Kalbim yaralıyken konuşmak istememin sebebini söylemek zorunda değilim ki ? Size ne benden , hayatımdan , yaşadıklarımdan... kalbim kapalı işte dışarıya! Kitledim göğüs kafesimin içine, anahtarı yuttum! gömdüm onu yediklerimle midemin en ücra köşesine... Haykırışlarımı duymuyorsanız banane! Sessizde olsa bu benim bitişim... Yaktım ucunu dilimin sesim bu yüzden çıkmaz, içtiğim şarabın kokusu keskin... Doladım parmaklarımı birbirine sadece kalem tutmaya yararlar , yazarım arada bir oda isteksizce... Uçuyor ruhum istanbul semalarında bir yığın et parçası kaldım şimdilerde , toplasanız 12.5gr ederim etmem... Ve giderken sen ve ağlarken ben tek odalı evimde ve beklerken çaresizce aramanı, istemiyordum aslında seni!... Ve yok ederken sen bizi ben çoktan bitmiştim falanlarınla filanlar arasında...

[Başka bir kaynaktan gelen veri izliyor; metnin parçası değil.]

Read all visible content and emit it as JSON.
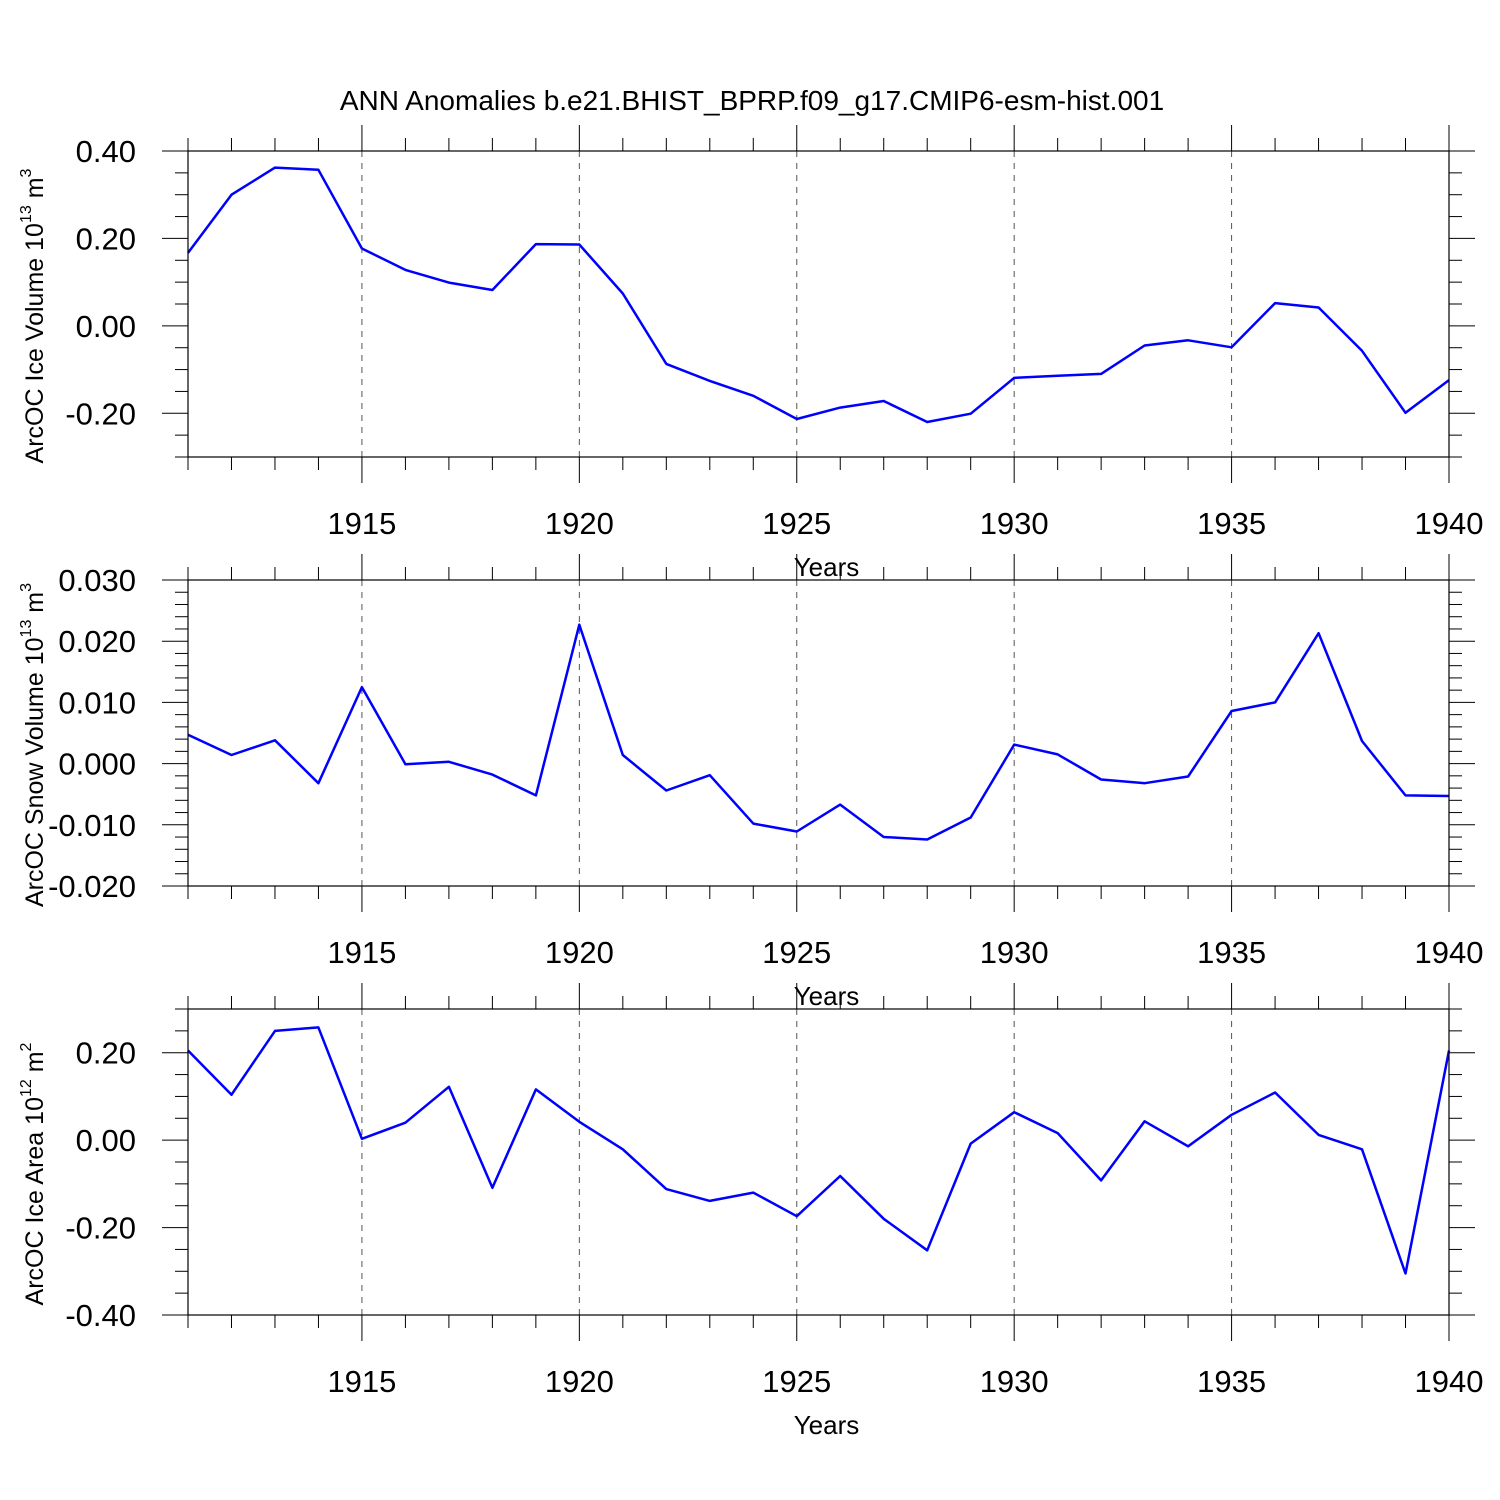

Anlamsızlıkların arasından çıkıp hayatımı anlamlaştıran'a ithafen...

9 Temmuz 2010 Cuma

Sen kimsin ?

Bırak aksın hayat gözünün önünden , sanki yaşanmışlıklar çok önemli... Kayda değer ne var ki ? Ne yaşadın ki bu ufacık hayatında , kim kimi sorgulama hakkını elinde tutmakta... Gidenler,gelenler,bitenler,bitecekler anlamsızlaşır tecrübe kazandığında.. Ve giderken ben ve bakarken ardımdan sen ve kaçarken bu şehirden ve düşerken cüzdanım,ağlarken sen ve umutsuzluğum umudum olmuşken.. Beni bitiren sendin...

Taksim



...Metrodan hızlı adımlarla çıkarsın yukarı, seni nelerin beklediğini bilmeden, içinde bilinmeyen bir sevinç ile... Ve vardığında güneşe sevinirsin , etrafın milyonlarca insanla çevrilidir. Atarsın kendini istiklale adımların korkak, gözlerin meraklı... Sağlı sollu binalar , her köşede sokak çalgıcıları, karınca kadar olduğunu anlarsın o zaman... ( değerin yoktur ) Bağırmak istersin o anda "özgürüm lan ben! bakın burdayım" ama o istek yerini heyecana bırakır... Ve yürürsün yüreğinde ki aşkla bilinmezliğe doğru...
Yarın da yürüyeceğim o yolda ve yine aynı şeyleri hissedeceğim kim bilir belki güzellik seni göreceğim ve sen o sokakta şarkı söyleyen çingeneler gibi güleceksin gözümün içine... Kim bilir belki hayatımın aşkını bulacağım orada...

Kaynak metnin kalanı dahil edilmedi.